Buried Within by Rosie Alice is an updated, rewritten version of The Hallows Boys and The Hallows Queen, a dark why choose romance duet originally published in 2022.
This new version, consolidated into one book, is just as kinky and twisty as the original duet, but reimagines the characters as older college students with some minor plot changes that make the story clearer and more streamlined.
After Sage Lindman’s parents die in a car accident, she’s forced to transfer from UCLA to Blackmore University in Georgia, thanks to the unexpected terms of her parents’ will.
Sage is the new girl on campus, and all eyes are on her, including those of the Hallows Boys, the three intimidating bad boys who seem to rule the school.
The Hallows Boys — Kaiden, Vincent, and Beckham — need a Hallows Girl, someone to participate in the Hallows Games, a yearly ritual played out every Halloween in the cemetery. As soon as they lay eyes on Sage, they know she’s the one.
The Hallows Games unlock a whole new side of Sage, and bring to light long-buried secrets. Sage will stop at nothing to find out who she really is, through every betrayal, no matter the danger.
These men are trouble, all bad boy confidence and arrogance. The three love interests fit into very classic why choose character profiles, and it works for them.

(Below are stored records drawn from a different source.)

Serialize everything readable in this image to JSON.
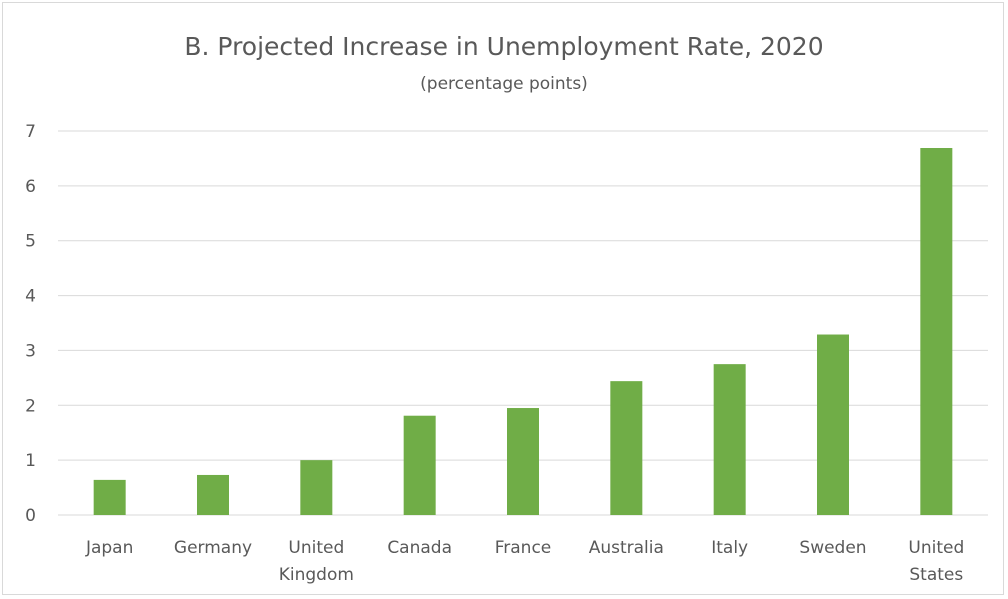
{
  "chart_data": {
    "type": "bar",
    "title": "B. Projected Increase in Unemployment Rate, 2020",
    "subtitle": "(percentage points)",
    "categories": [
      [
        "Japan"
      ],
      [
        "Germany"
      ],
      [
        "United",
        "Kingdom"
      ],
      [
        "Canada"
      ],
      [
        "France"
      ],
      [
        "Australia"
      ],
      [
        "Italy"
      ],
      [
        "Sweden"
      ],
      [
        "United",
        "States"
      ]
    ],
    "values": [
      0.64,
      0.73,
      1.0,
      1.81,
      1.95,
      2.44,
      2.75,
      3.29,
      6.69
    ],
    "ylim": [
      0,
      7
    ],
    "yticks": [
      0,
      1,
      2,
      3,
      4,
      5,
      6,
      7
    ],
    "grid": true,
    "legend": "none",
    "bar_color": "#70ad47"
  }
}
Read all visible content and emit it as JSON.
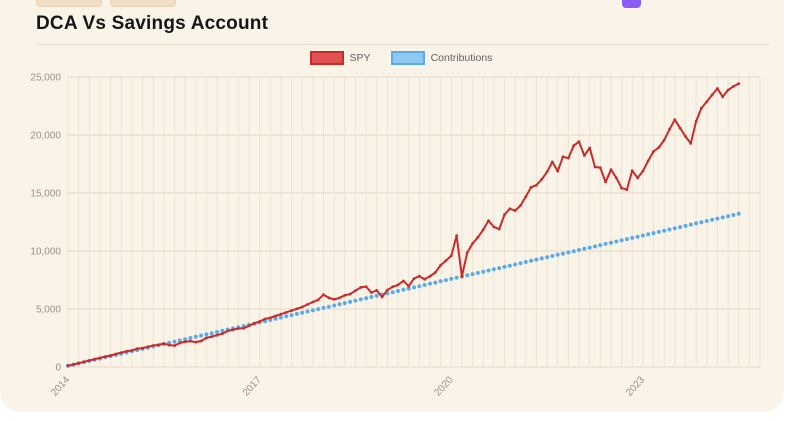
{
  "page": {
    "title": "DCA Vs Savings Account",
    "background_color": "#faf3e8",
    "accent_purple": "#8b5cf6"
  },
  "chart_data": {
    "type": "line",
    "title": "DCA Vs Savings Account",
    "xlabel": "",
    "ylabel": "",
    "ylim": [
      0,
      25000
    ],
    "grid": "on",
    "legend_position": "top-center",
    "legend": [
      {
        "label": "SPY",
        "color": "#c92b2b",
        "fill": "#e05252"
      },
      {
        "label": "Contributions",
        "color": "#5aabe8",
        "fill": "#8ec7ef"
      }
    ],
    "y_ticks": [
      0,
      5000,
      10000,
      15000,
      20000,
      25000
    ],
    "x_tick_labels": [
      "2014",
      "2017",
      "2020",
      "2023"
    ],
    "x_year_ticks": [
      {
        "label": "2014",
        "month_index": 0
      },
      {
        "label": "2017",
        "month_index": 36
      },
      {
        "label": "2020",
        "month_index": 72
      },
      {
        "label": "2023",
        "month_index": 108
      }
    ],
    "x_start": "2014-01",
    "x_end": "2024-07",
    "series": [
      {
        "name": "SPY",
        "color": "#c92b2b",
        "style": "line-with-points",
        "values": [
          105,
          215,
          330,
          445,
          560,
          670,
          785,
          900,
          995,
          1120,
          1245,
          1350,
          1420,
          1580,
          1630,
          1745,
          1855,
          1905,
          2025,
          1890,
          1845,
          2070,
          2185,
          2230,
          2150,
          2245,
          2505,
          2625,
          2745,
          2875,
          3105,
          3215,
          3315,
          3345,
          3555,
          3755,
          3925,
          4135,
          4245,
          4395,
          4555,
          4705,
          4865,
          5015,
          5175,
          5385,
          5605,
          5795,
          6235,
          5965,
          5825,
          5955,
          6185,
          6285,
          6575,
          6865,
          6935,
          6425,
          6605,
          6035,
          6640,
          6915,
          7075,
          7425,
          6965,
          7625,
          7825,
          7565,
          7815,
          8145,
          8765,
          9175,
          9590,
          11320,
          7810,
          9850,
          10650,
          11180,
          11830,
          12620,
          12080,
          11890,
          13130,
          13640,
          13480,
          13920,
          14690,
          15490,
          15680,
          16180,
          16830,
          17680,
          16890,
          18120,
          18010,
          19080,
          19420,
          18230,
          18890,
          17250,
          17180,
          15950,
          17010,
          16310,
          15420,
          15290,
          16930,
          16300,
          16890,
          17780,
          18580,
          18930,
          19560,
          20480,
          21320,
          20590,
          19870,
          19280,
          21180,
          22310,
          22880,
          23460,
          24010,
          23290,
          23880,
          24190,
          24430
        ]
      },
      {
        "name": "Contributions",
        "color": "#5aabe8",
        "style": "dotted-points",
        "values": [
          104,
          208,
          312,
          416,
          520,
          624,
          728,
          832,
          936,
          1040,
          1144,
          1248,
          1352,
          1456,
          1560,
          1664,
          1768,
          1872,
          1976,
          2080,
          2184,
          2288,
          2392,
          2496,
          2600,
          2704,
          2808,
          2912,
          3016,
          3120,
          3224,
          3328,
          3432,
          3536,
          3640,
          3744,
          3848,
          3952,
          4056,
          4160,
          4264,
          4368,
          4472,
          4576,
          4680,
          4784,
          4888,
          4992,
          5096,
          5200,
          5304,
          5408,
          5512,
          5616,
          5720,
          5824,
          5928,
          6032,
          6136,
          6240,
          6344,
          6448,
          6552,
          6656,
          6760,
          6864,
          6968,
          7072,
          7176,
          7280,
          7384,
          7488,
          7592,
          7696,
          7800,
          7904,
          8008,
          8112,
          8216,
          8320,
          8424,
          8528,
          8632,
          8736,
          8840,
          8944,
          9048,
          9152,
          9256,
          9360,
          9464,
          9568,
          9672,
          9776,
          9880,
          9984,
          10088,
          10192,
          10296,
          10400,
          10504,
          10608,
          10712,
          10816,
          10920,
          11024,
          11128,
          11232,
          11336,
          11440,
          11544,
          11648,
          11752,
          11856,
          11960,
          12064,
          12168,
          12272,
          12376,
          12480,
          12584,
          12688,
          12792,
          12896,
          13000,
          13104,
          13208
        ]
      }
    ]
  }
}
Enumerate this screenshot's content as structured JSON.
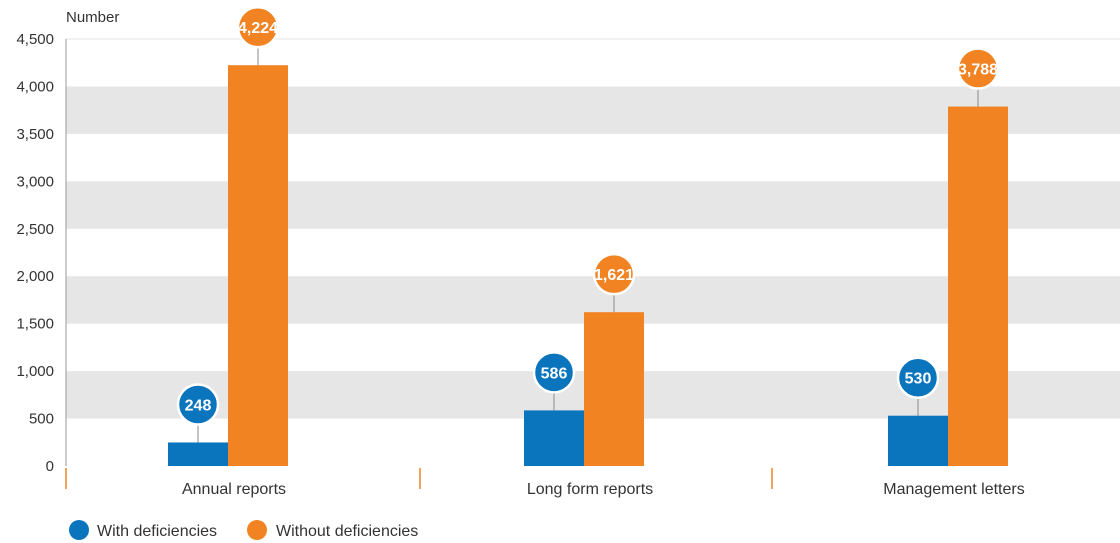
{
  "chart_data": {
    "type": "bar",
    "title": "",
    "ylabel": "Number",
    "xlabel": "",
    "ylim": [
      0,
      4500
    ],
    "yticks": [
      0,
      500,
      1000,
      1500,
      2000,
      2500,
      3000,
      3500,
      4000,
      4500
    ],
    "ytick_labels": [
      "0",
      "500",
      "1,000",
      "1,500",
      "2,000",
      "2,500",
      "3,000",
      "3,500",
      "4,000",
      "4,500"
    ],
    "categories": [
      "Annual reports",
      "Long form reports",
      "Management letters"
    ],
    "series": [
      {
        "name": "With deficiencies",
        "color": "#0a74bd",
        "values": [
          248,
          586,
          530
        ],
        "labels": [
          "248",
          "586",
          "530"
        ]
      },
      {
        "name": "Without deficiencies",
        "color": "#f18323",
        "values": [
          4224,
          1621,
          3788
        ],
        "labels": [
          "4,224",
          "1,621",
          "3,788"
        ]
      }
    ],
    "grid": "alternating-bands",
    "band_color": "#e6e6e7",
    "separator_color": "#f18323",
    "legend": "bottom-left"
  }
}
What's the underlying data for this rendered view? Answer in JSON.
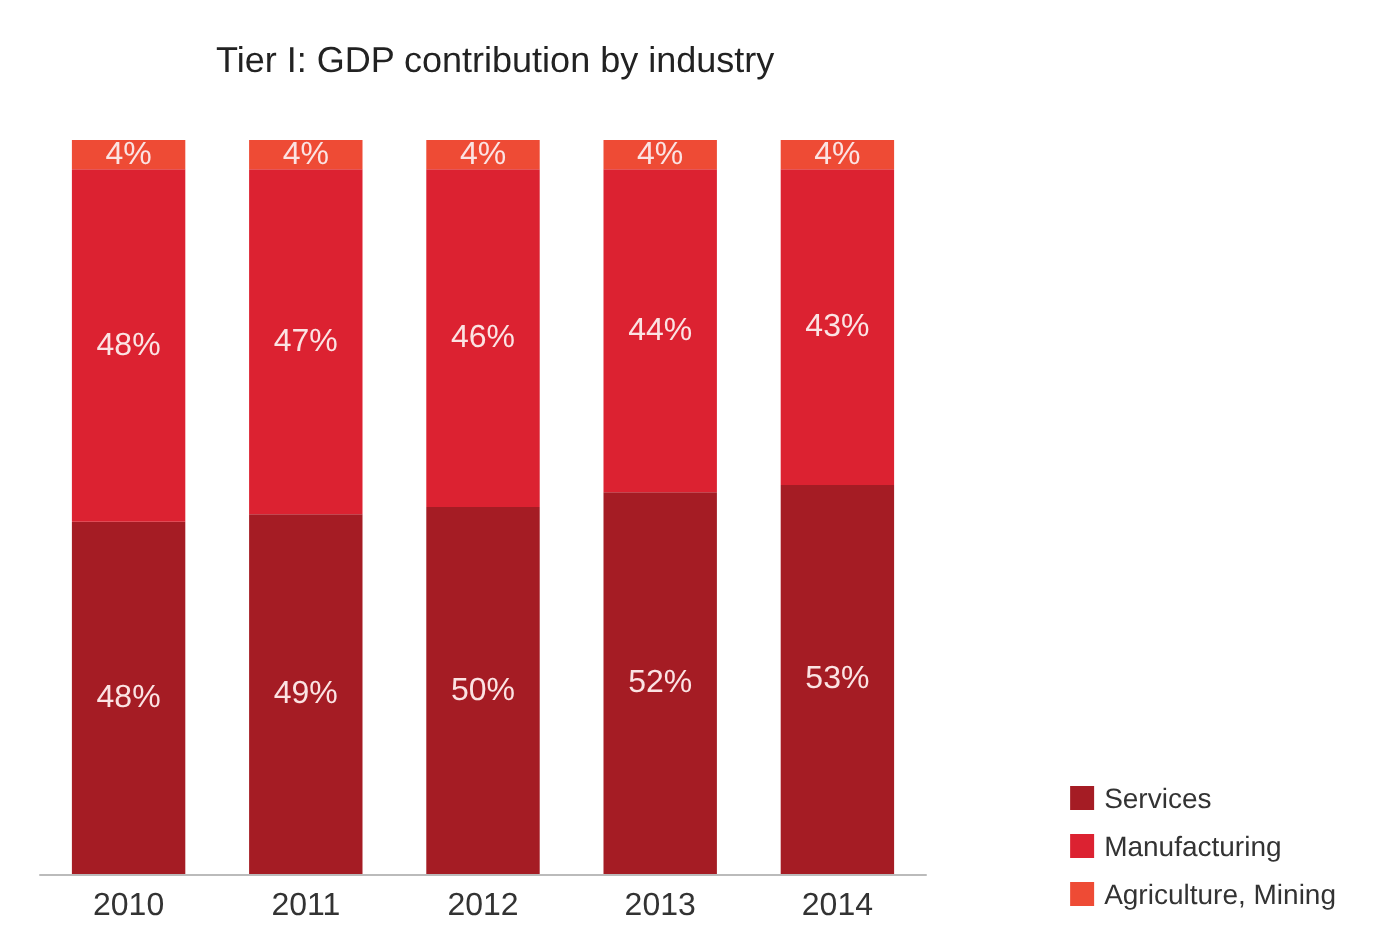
{
  "chart_data": {
    "type": "bar",
    "title": "Tier I: GDP contribution by industry",
    "stacked": true,
    "categories": [
      "2010",
      "2011",
      "2012",
      "2013",
      "2014"
    ],
    "series": [
      {
        "name": "Services",
        "color": "#a51c24",
        "values": [
          48,
          49,
          50,
          52,
          53
        ],
        "value_labels": [
          "48%",
          "49%",
          "50%",
          "52%",
          "53%"
        ]
      },
      {
        "name": "Manufacturing",
        "color": "#dc2231",
        "values": [
          48,
          47,
          46,
          44,
          43
        ],
        "value_labels": [
          "48%",
          "47%",
          "46%",
          "44%",
          "43%"
        ]
      },
      {
        "name": "Agriculture, Mining",
        "color": "#ee4b35",
        "values": [
          4,
          4,
          4,
          4,
          4
        ],
        "value_labels": [
          "4%",
          "4%",
          "4%",
          "4%",
          "4%"
        ]
      }
    ],
    "legend": "bottom right"
  }
}
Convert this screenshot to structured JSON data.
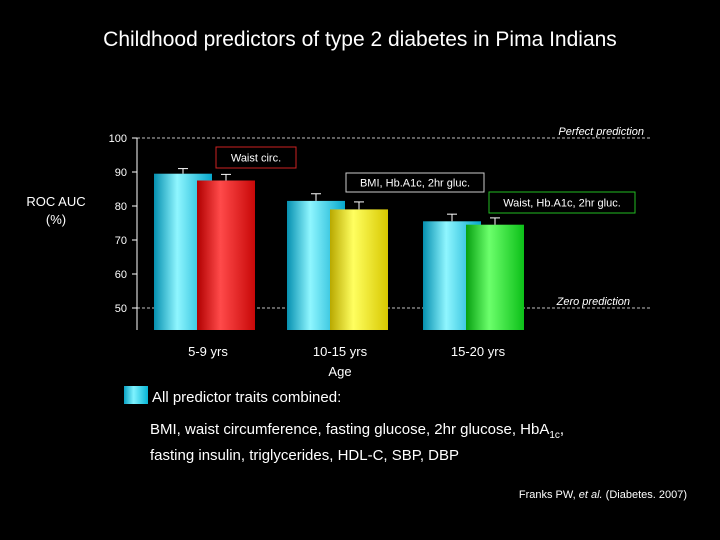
{
  "title": "Childhood predictors of type 2 diabetes in Pima Indians",
  "chart_data": {
    "type": "bar",
    "ylabel_line1": "ROC AUC",
    "ylabel_line2": "(%)",
    "xlabel": "Age",
    "ylim": [
      50,
      100
    ],
    "yticks": [
      100,
      90,
      80,
      70,
      60,
      50
    ],
    "categories": [
      "5-9 yrs",
      "10-15 yrs",
      "15-20 yrs"
    ],
    "groups": [
      {
        "category": "5-9 yrs",
        "bars": [
          {
            "value": 89.5,
            "error": 1.5,
            "series": "All predictor traits combined",
            "color": "#0fbde0"
          },
          {
            "value": 87.5,
            "error": 1.8,
            "series": "Waist circ.",
            "color": "#e8191b"
          }
        ]
      },
      {
        "category": "10-15 yrs",
        "bars": [
          {
            "value": 81.5,
            "error": 2.1,
            "series": "All predictor traits combined",
            "color": "#0fbde0"
          },
          {
            "value": 79.0,
            "error": 2.2,
            "series": "BMI, Hb.A1c, 2hr gluc.",
            "color": "#f0e000"
          }
        ]
      },
      {
        "category": "15-20 yrs",
        "bars": [
          {
            "value": 75.5,
            "error": 2.1,
            "series": "All predictor traits combined",
            "color": "#0fbde0"
          },
          {
            "value": 74.5,
            "error": 2.0,
            "series": "Waist, Hb.A1c, 2hr gluc.",
            "color": "#10d020"
          }
        ]
      }
    ],
    "reference_lines": [
      {
        "value": 100,
        "label": "Perfect prediction"
      },
      {
        "value": 50,
        "label": "Zero prediction"
      }
    ],
    "annotations": [
      {
        "text": "Waist circ.",
        "border_color": "#cc2222"
      },
      {
        "text": "BMI, Hb.A1c, 2hr gluc.",
        "border_color": "#cccccc"
      },
      {
        "text": "Waist, Hb.A1c, 2hr gluc.",
        "border_color": "#22bb22"
      }
    ]
  },
  "legend": {
    "title": "All predictor traits combined:",
    "line1": "BMI, waist circumference, fasting glucose, 2hr  glucose, HbA",
    "line1_sub": "1c",
    "line1_end": ",",
    "line2": "fasting insulin, triglycerides, HDL-C, SBP, DBP"
  },
  "citation": {
    "authors": "Franks PW, ",
    "etal": "et al.",
    "source": " (Diabetes. 2007)"
  }
}
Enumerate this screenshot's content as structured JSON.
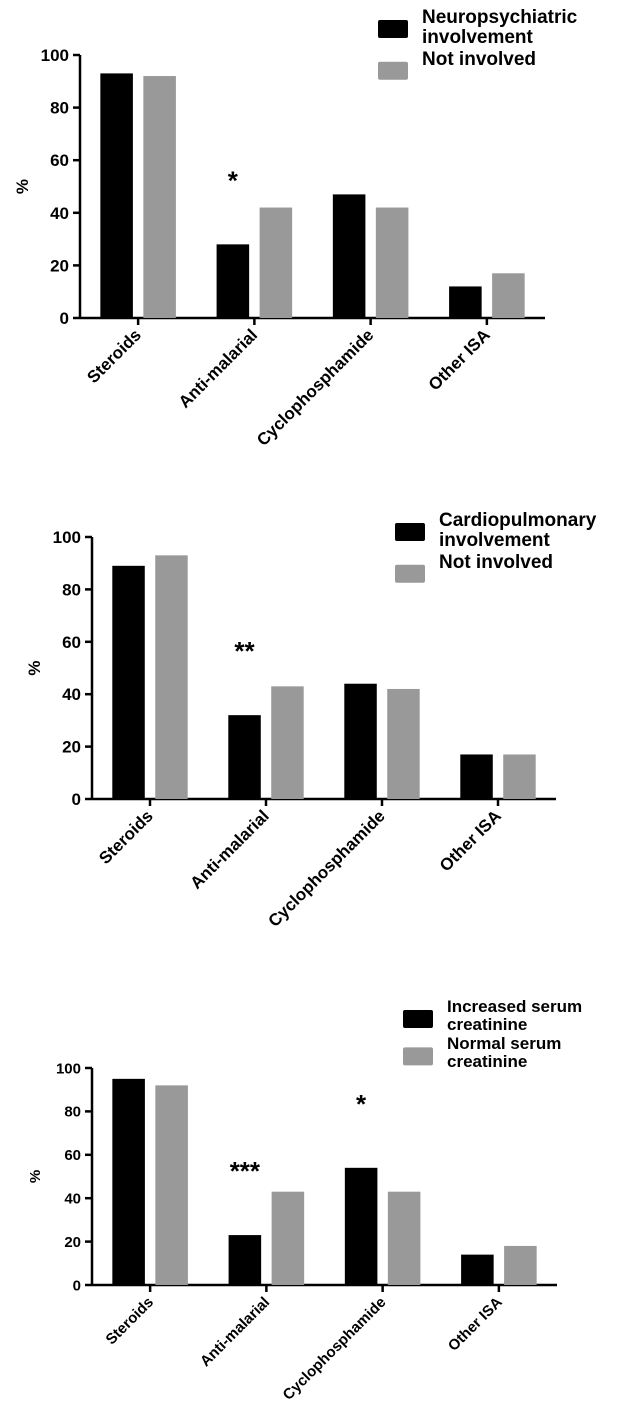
{
  "chart_data": [
    {
      "type": "bar",
      "y_label": "%",
      "categories": [
        "Steroids",
        "Anti-malarial",
        "Cyclophosphamide",
        "Other ISA"
      ],
      "series": [
        {
          "name": "Neuropsychiatric involvement",
          "color": "#000000",
          "values": [
            93,
            28,
            47,
            12
          ]
        },
        {
          "name": "Not involved",
          "color": "#999999",
          "values": [
            92,
            42,
            42,
            17
          ]
        }
      ],
      "ylim": [
        0,
        100
      ],
      "yticks": [
        0,
        20,
        40,
        60,
        80,
        100
      ],
      "annotations": [
        {
          "text": "*",
          "category": "Anti-malarial"
        }
      ]
    },
    {
      "type": "bar",
      "y_label": "%",
      "categories": [
        "Steroids",
        "Anti-malarial",
        "Cyclophosphamide",
        "Other ISA"
      ],
      "series": [
        {
          "name": "Cardiopulmonary involvement",
          "color": "#000000",
          "values": [
            89,
            32,
            44,
            17
          ]
        },
        {
          "name": "Not involved",
          "color": "#999999",
          "values": [
            93,
            43,
            42,
            17
          ]
        }
      ],
      "ylim": [
        0,
        100
      ],
      "yticks": [
        0,
        20,
        40,
        60,
        80,
        100
      ],
      "annotations": [
        {
          "text": "**",
          "category": "Anti-malarial"
        }
      ]
    },
    {
      "type": "bar",
      "y_label": "%",
      "categories": [
        "Steroids",
        "Anti-malarial",
        "Cyclophosphamide",
        "Other ISA"
      ],
      "series": [
        {
          "name": "Increased serum creatinine",
          "color": "#000000",
          "values": [
            95,
            23,
            54,
            14
          ]
        },
        {
          "name": "Normal serum creatinine",
          "color": "#999999",
          "values": [
            92,
            43,
            43,
            18
          ]
        }
      ],
      "ylim": [
        0,
        100
      ],
      "yticks": [
        0,
        20,
        40,
        60,
        80,
        100
      ],
      "annotations": [
        {
          "text": "***",
          "category": "Anti-malarial"
        },
        {
          "text": "*",
          "category": "Cyclophosphamide"
        }
      ]
    }
  ]
}
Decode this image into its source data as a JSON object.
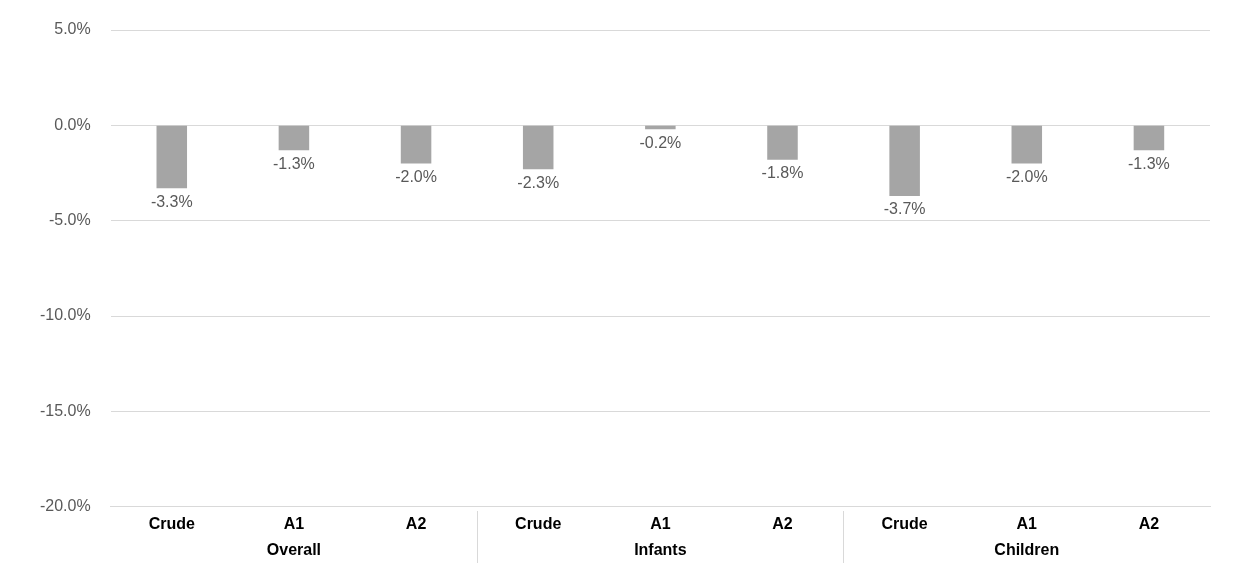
{
  "chart_data": {
    "type": "bar",
    "categories": [
      "Crude",
      "A1",
      "A2",
      "Crude",
      "A1",
      "A2",
      "Crude",
      "A1",
      "A2"
    ],
    "values": [
      -3.3,
      -1.3,
      -2.0,
      -2.3,
      -0.2,
      -1.8,
      -3.7,
      -2.0,
      -1.3
    ],
    "value_labels": [
      "-3.3%",
      "-1.3%",
      "-2.0%",
      "-2.3%",
      "-0.2%",
      "-1.8%",
      "-3.7%",
      "-2.0%",
      "-1.3%"
    ],
    "color": "#a5a5a5",
    "ylim": [
      -20,
      5
    ],
    "yticks": [
      {
        "value": 5,
        "label": "5.0%"
      },
      {
        "value": 0,
        "label": "0.0%"
      },
      {
        "value": -5,
        "label": "-5.0%"
      },
      {
        "value": -10,
        "label": "-10.0%"
      },
      {
        "value": -15,
        "label": "-15.0%"
      },
      {
        "value": -20,
        "label": "-20.0%"
      }
    ],
    "grid": "y",
    "legend": false,
    "annotations": [
      "Overall",
      "Infants",
      "Children"
    ]
  }
}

They make me feel worshiped and wanted, rejected and hated, hopeless and hopeful. They make my head pound, my heart ache, my mind melt. They ruin me and fix me.
Sage and her guys have the kind of character depth that comes from traumatic experiences, and they are definitely morally grey, tipping into morally reprehensible in moments.
The romance in this book is kinky and dark, and while there is a whole intricate plot in Buried Within, the sex is an equally essential piece of this story. I was pleased to find that the most memorable spice scenes were left the way they were in the original duet, still all twisted and tortured and hot.
This story is dark and steeped in drama. Blackmore, Georgia, is an incredibly strange place, with something ominous under the surface. This book feels like a CW drama meets a horror movie with a lot of kink folded in, and it’s glorious.
While lots stayed the same, the writing improved. The flow is better, and it’s more descriptive and more detailed. It’s a lengthy book, but it doesn’t feel that way, with a pace that keeps pages flipping.
As much as I loved the first duet, Buried Within is a definite improvement. It dials up the emotional intensity and the raw passion, while leaving all the phenomenal spice and mysterious plot points intact.